Terdapat penelitian mengenai interaksi antara kostum Jawa dan kostum Belanda periode 1800-1940. Jean Gelman Taylor menemukan bahwa ada pengaruh akulturasi pada bagian tertentu pakaian gaya Barat pada busana orang-orang Jawa waktu itu. Pria-pria Jawa mulai meniru busana gaya Barat. Namun, terdapat hal yang menarik, penutup kepala seperti blangkon atau songkok tak pernah lepas dari kepala mereka.
Pada masa menjelang kemerdekaan, tepatnya tahun 1913, Tiga Serangkai mengenalkan songkok ke sebuah pertemuan besar. Douwes Dekker, Tjipto Mangunkusumo, Ki Hadjar Dewantara menghadiri rapat SDAP (Sociaal Democratische Arbeiders Partij) di Den Haag, Belanda. Mereka menggunakan atribut penutup kepala yang mencerminkan sebagai politisi Indische Partij dari Hindia Belanda.
Ketiga politisi tersebut masih menunjukkan identitas busana masing-masing. Ki Hajar menggunakan topi fez Turki yang populer di kalangan nasionalis pada masa itu berkat kemunculan Revolusi Turki Muda di Kekaisaran Ottoman. Tjipto menggunakan kopiah beludru hitam, Sedangkan Douwes Dekker memakai topi bowler.
Songkok: Simbol Kepribadian dan Nasionalisme
Pemakaian songkok dianggap sebuah simbol kesederhanaan dan nasionalisme. Soekarno sebagai presiden RI pertama memaknainya sebagai atribut kepala yang mempersatukan bangsa. Dalam sebuah wawancaranya bersama Cindy Adams, Soekarno menceritakan sebuah pertemuan Jong Java pada tahun 1921. Dimana beliau maju berbicara dalam rapat tersebut mengenai simbol kepribadian Indonesia. Kata Soekarno “Peci yang memiliki sifat khas ini, mirip yang dipakai oleh para buruh bangsa Melayu, adalah asli milik kita.

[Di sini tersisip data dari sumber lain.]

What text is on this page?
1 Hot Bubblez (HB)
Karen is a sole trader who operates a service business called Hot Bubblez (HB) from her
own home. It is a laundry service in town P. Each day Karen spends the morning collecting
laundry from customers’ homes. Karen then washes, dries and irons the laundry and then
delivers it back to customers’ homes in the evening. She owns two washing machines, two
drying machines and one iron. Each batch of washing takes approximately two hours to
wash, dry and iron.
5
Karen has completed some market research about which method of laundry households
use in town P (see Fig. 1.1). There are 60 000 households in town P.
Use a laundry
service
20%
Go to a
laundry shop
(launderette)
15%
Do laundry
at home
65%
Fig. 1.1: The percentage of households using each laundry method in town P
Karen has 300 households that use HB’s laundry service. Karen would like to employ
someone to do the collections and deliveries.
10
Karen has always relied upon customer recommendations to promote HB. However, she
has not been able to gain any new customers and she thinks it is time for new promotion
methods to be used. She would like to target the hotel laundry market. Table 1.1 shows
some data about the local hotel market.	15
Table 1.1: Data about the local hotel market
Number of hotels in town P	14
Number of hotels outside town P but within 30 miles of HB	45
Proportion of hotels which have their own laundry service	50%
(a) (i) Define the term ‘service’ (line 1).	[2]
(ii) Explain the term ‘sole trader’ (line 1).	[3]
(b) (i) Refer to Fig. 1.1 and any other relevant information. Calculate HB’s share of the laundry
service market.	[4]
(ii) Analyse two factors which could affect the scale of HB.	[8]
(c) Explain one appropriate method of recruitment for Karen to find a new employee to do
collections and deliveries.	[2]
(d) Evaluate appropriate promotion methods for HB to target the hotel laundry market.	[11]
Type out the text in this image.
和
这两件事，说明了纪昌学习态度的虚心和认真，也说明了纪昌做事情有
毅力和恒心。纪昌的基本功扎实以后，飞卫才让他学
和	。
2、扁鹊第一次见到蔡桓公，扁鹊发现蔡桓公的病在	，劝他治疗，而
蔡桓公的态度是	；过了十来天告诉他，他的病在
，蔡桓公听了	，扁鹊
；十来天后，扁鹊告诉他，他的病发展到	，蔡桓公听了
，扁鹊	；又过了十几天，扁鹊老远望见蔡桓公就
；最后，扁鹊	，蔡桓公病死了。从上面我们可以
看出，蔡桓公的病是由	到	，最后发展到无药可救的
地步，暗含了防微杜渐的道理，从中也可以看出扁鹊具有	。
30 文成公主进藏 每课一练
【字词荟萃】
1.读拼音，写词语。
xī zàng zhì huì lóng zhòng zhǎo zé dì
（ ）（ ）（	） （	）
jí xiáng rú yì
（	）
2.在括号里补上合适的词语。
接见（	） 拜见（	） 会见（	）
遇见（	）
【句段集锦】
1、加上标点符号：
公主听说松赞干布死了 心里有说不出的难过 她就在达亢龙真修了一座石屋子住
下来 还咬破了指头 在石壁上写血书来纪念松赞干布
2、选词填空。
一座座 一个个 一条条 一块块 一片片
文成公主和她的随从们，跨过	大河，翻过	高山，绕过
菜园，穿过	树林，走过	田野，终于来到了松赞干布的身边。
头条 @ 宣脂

Menurutku, marilah kita tegakkan kepala kita dengan memakai peci ini sebagai lambang Indonesia Merdeka.”
Setelahnya, Soekarno selalu memakai peci hitam ketika tampil dalam acara-acara publik. Hingga menjelang kemerdekaan, peci menjadi simbol nasionalisme bagi bangsa Indonesia. Hal ini juga mempengaruhi cara berpakaian kalangan intelektual orang non-Islam pada waktu itu.
Soekarno membuat peci yang melekat di kepalanya menjadi suatu simbol bangsa Indonesia. Simbol sebagai identitas bangsa dapat diciptakan seiring perkembangan zaman. Efek psikologis tersebut dapat disadari maupun tidak oleh setiap individu. Di balik penggunaan peci hitam di Indonesia bukan lagi identik dengan atribut religiusitas semata, namun juga sebagai bentuk kepribadian dan sikap nasionalisme setiap pemakainya.
Referensi
https://tfr.news/articles/2021/4/23/kekuatan-pakaian-dalam-politik.
https://theconversation.com/its-2019-whats-the-proper-way-for-politicians-to-dress-126968.
Manggolal, A. & Thadi R. (2021). Fenomenologi Alfred Schutz: Studi Tentang Motif Pemakaian Peci Hitam Polos. JOPPAS: Journal of Public Policy and Administration Silampari, 3(1), 19-25.
Hadiwijaya, W. (2019). Kopiah/Peci Sebagai Salah Satu Atribut Bangsa Indonesia. JOurnal of Applied Science, 1(2), 31-40.
Kertamukti, R. (2013). Komunikasi Simbol: Peci dan Pancasila. Jurnal Komunikasi PROFETIK, 6(1), 53-66.